About 40 percent of those cuts come from payment reductions to hospitals, nursing homes, home health agencies, and other providers, except doctors. Congress will deal with payments to doctors separately. That money will be used to subsidize insurance policies for the uninsured. Another twenty five percent comes from reductions in the overpayments to Medicare Advantage plans. In 2010, the government has been paying insurers nine percent more on average to provide the same benefits it pays to care for beneficiaries in the traditional Medicare program. “Eliminating the overpayments helps prolong the life of the Medicare trust fund,” says Tricia Newman, vice president of the Kaiser Family Foundation.

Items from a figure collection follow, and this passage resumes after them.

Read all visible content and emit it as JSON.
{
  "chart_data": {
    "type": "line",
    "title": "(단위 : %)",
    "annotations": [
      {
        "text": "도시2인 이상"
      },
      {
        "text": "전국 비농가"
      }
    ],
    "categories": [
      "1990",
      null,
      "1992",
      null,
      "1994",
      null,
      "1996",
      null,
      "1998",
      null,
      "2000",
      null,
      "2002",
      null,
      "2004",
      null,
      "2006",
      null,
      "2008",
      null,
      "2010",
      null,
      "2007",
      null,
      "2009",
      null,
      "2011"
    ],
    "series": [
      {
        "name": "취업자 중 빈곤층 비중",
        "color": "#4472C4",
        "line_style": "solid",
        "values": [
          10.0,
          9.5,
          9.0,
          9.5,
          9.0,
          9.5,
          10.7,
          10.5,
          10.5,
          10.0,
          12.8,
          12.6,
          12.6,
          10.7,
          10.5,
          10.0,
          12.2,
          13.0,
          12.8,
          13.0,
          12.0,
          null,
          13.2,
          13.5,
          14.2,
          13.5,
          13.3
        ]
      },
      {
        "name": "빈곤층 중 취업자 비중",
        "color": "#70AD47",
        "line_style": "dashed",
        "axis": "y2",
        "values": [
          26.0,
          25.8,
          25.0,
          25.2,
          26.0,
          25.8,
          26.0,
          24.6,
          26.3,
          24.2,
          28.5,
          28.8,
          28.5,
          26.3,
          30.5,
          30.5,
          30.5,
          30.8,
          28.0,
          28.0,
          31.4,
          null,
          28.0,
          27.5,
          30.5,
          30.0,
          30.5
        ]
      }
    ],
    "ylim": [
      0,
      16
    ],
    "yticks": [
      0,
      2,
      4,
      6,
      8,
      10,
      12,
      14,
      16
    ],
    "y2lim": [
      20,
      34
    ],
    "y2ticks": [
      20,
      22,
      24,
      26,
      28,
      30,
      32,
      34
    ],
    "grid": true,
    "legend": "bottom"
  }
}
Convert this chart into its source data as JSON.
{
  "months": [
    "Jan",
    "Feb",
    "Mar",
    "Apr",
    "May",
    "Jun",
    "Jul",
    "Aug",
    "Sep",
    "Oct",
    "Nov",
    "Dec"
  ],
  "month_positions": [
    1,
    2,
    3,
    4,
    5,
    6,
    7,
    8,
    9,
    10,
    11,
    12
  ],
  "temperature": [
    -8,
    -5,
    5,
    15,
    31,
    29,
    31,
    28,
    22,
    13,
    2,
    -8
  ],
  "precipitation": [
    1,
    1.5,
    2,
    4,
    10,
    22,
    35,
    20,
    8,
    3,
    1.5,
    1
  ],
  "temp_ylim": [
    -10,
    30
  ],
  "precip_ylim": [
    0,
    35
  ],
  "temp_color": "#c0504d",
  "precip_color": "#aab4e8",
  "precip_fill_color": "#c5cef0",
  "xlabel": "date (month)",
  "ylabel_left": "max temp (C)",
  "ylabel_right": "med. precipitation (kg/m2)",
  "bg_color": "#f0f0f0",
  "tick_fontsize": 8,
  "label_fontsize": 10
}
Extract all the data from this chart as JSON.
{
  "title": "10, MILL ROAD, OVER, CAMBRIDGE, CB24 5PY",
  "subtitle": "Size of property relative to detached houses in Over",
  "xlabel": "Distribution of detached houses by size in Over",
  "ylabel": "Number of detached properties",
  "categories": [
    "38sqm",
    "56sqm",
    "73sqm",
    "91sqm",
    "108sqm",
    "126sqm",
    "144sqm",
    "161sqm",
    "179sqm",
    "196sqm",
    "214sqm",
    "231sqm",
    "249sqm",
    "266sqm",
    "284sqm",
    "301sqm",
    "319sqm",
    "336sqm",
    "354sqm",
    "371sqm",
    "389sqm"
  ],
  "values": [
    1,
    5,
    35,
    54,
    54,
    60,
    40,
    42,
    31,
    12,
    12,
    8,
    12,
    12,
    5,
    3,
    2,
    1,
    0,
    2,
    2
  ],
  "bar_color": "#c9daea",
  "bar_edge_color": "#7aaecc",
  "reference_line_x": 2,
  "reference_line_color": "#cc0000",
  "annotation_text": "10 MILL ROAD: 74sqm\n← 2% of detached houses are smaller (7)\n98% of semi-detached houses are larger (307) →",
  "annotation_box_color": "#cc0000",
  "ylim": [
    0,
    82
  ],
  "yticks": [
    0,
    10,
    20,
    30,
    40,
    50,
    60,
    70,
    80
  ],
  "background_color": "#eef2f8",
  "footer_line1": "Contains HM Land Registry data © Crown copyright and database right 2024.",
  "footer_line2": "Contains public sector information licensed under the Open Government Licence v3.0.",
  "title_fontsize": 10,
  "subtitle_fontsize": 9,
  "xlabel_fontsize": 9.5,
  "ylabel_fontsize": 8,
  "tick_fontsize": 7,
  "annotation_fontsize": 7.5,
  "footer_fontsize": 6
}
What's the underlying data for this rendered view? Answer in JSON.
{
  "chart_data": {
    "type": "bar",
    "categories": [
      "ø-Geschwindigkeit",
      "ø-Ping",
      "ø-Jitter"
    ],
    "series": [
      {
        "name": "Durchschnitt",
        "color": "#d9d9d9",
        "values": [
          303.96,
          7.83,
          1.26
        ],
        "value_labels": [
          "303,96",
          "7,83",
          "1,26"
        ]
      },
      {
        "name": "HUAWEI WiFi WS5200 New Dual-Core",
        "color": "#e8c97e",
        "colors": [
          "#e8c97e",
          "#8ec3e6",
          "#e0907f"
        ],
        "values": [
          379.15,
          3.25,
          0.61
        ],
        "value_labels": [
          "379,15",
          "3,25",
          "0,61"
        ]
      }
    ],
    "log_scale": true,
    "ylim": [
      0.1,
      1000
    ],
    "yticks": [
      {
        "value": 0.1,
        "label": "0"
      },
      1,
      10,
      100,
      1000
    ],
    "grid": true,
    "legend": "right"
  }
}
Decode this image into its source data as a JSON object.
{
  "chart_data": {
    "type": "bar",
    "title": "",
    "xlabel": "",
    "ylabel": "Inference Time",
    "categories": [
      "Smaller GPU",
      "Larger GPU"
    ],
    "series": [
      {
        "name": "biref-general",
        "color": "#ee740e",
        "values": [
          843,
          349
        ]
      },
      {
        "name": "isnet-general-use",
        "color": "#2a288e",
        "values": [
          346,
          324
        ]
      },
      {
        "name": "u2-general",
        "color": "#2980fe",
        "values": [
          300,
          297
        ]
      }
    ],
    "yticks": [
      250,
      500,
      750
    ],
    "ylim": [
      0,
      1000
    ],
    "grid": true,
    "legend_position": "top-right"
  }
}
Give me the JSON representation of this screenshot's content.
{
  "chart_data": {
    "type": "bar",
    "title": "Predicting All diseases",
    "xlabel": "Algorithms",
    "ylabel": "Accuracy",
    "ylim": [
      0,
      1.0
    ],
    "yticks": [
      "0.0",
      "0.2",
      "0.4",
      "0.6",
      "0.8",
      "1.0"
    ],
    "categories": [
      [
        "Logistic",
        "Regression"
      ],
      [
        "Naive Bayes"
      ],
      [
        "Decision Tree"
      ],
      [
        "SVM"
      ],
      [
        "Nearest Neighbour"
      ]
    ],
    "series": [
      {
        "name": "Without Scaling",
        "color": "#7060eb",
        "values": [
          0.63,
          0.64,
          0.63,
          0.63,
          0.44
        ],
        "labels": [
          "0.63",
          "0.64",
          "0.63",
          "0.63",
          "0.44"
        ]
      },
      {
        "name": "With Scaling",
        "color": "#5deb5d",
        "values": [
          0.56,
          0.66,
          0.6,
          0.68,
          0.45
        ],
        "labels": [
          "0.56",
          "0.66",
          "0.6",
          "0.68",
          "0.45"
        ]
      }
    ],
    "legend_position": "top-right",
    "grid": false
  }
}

Phasing out the overpayments will also hold down the increases in Part B premiums, which all beneficiaries pay to help cover the costs of doctor, lab, and hospital outpatient services. While cuts to MA plans may be unpopular with those who have them, cutting the overpayments sense does strengthen Medicare for everyone at a time when the program faces significant financial challenges.
Most people, especially those on Medicare, have never really understood how the program works. That’s made it easier for each side to get away with advertising flim-flam. Right after the election as Medicare’s open enrollment begins, it would be great if all those media outlets that have dissected campaign ads start telling their readers what the advertising missed, which I discuss in the accompanying post.